Support Questions
Find answers, ask questions, and share your expertise
Announcements
Alert: Welcome to the Unified Cloudera Community. Former HCC members be sure to read and learn how to activate your account here.

Best practice to connect to remote HA hdfs cluster

Best practice to connect to remote HA hdfs cluster

New Contributor

Hi folks,

We have some cloud applications which connect to HA hortonworks backend. They connect to the usual suspects: hdfs, hbase, kafka, zk and the backend is kerberized. The cloud applications run under docker.

What is the best practice to connect here? Currently we make each of the cloud hosts part of the ambari cluster and mount the /etc/hadoop/conf config folders into the containers.. adding to the classpath.

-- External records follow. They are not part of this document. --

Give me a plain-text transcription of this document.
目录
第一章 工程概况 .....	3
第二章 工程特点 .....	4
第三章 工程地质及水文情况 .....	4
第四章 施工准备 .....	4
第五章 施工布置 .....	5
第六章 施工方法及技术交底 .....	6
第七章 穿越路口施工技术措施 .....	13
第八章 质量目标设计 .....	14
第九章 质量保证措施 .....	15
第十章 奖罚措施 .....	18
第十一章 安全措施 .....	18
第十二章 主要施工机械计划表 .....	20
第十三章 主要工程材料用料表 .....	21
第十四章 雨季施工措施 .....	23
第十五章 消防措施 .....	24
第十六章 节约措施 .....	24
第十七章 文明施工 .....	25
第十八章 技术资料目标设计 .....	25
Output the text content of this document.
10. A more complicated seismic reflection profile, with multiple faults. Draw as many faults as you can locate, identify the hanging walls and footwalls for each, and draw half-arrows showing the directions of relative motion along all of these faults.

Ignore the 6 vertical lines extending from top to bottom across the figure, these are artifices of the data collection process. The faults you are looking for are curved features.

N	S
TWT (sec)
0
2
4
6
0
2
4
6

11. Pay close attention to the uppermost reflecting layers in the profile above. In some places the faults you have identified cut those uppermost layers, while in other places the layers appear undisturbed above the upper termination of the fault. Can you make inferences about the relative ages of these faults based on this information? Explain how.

This seems rather kludgy and not very portable, but it allows the apps to instantiate Configuration(..) for hdfs.

Any better recommendations here or other approaches we could take?

What I'd be hoping for is better portability i.e.:

1) the docker hosts to be vanilla docker hosts, possibly even in an os that might be less-suited to ambari like e.g. coreOS

2) the ability for us to scale out to nodes in other clouds without having to add them to ambari first

3) Still avail of the HA features of hadoop namenodes.

Apologies if this is a dumb question..

thanks

Mark.

3 REPLIES 3

Re: Best practice to connect to remote HA hdfs cluster

Re: Best practice to connect to remote HA hdfs cluster

Thanks for the heads up @Namit Maheshwari. I don't have a better solution in mind than what @Mark Davis already described.

Re: Best practice to connect to remote HA hdfs cluster

New Contributor

The best way to connect to Hadoop Cluster as client server, register client server to ambari-server.

If you don't have same OS version between ambari-server and client server, then you should setup same version's hadoop library and config files in client server.

To handle easily for HA services like NameNode, ReourceManager, Hive,...etc, I'll recommend to use ZooKeeper Curatorframework.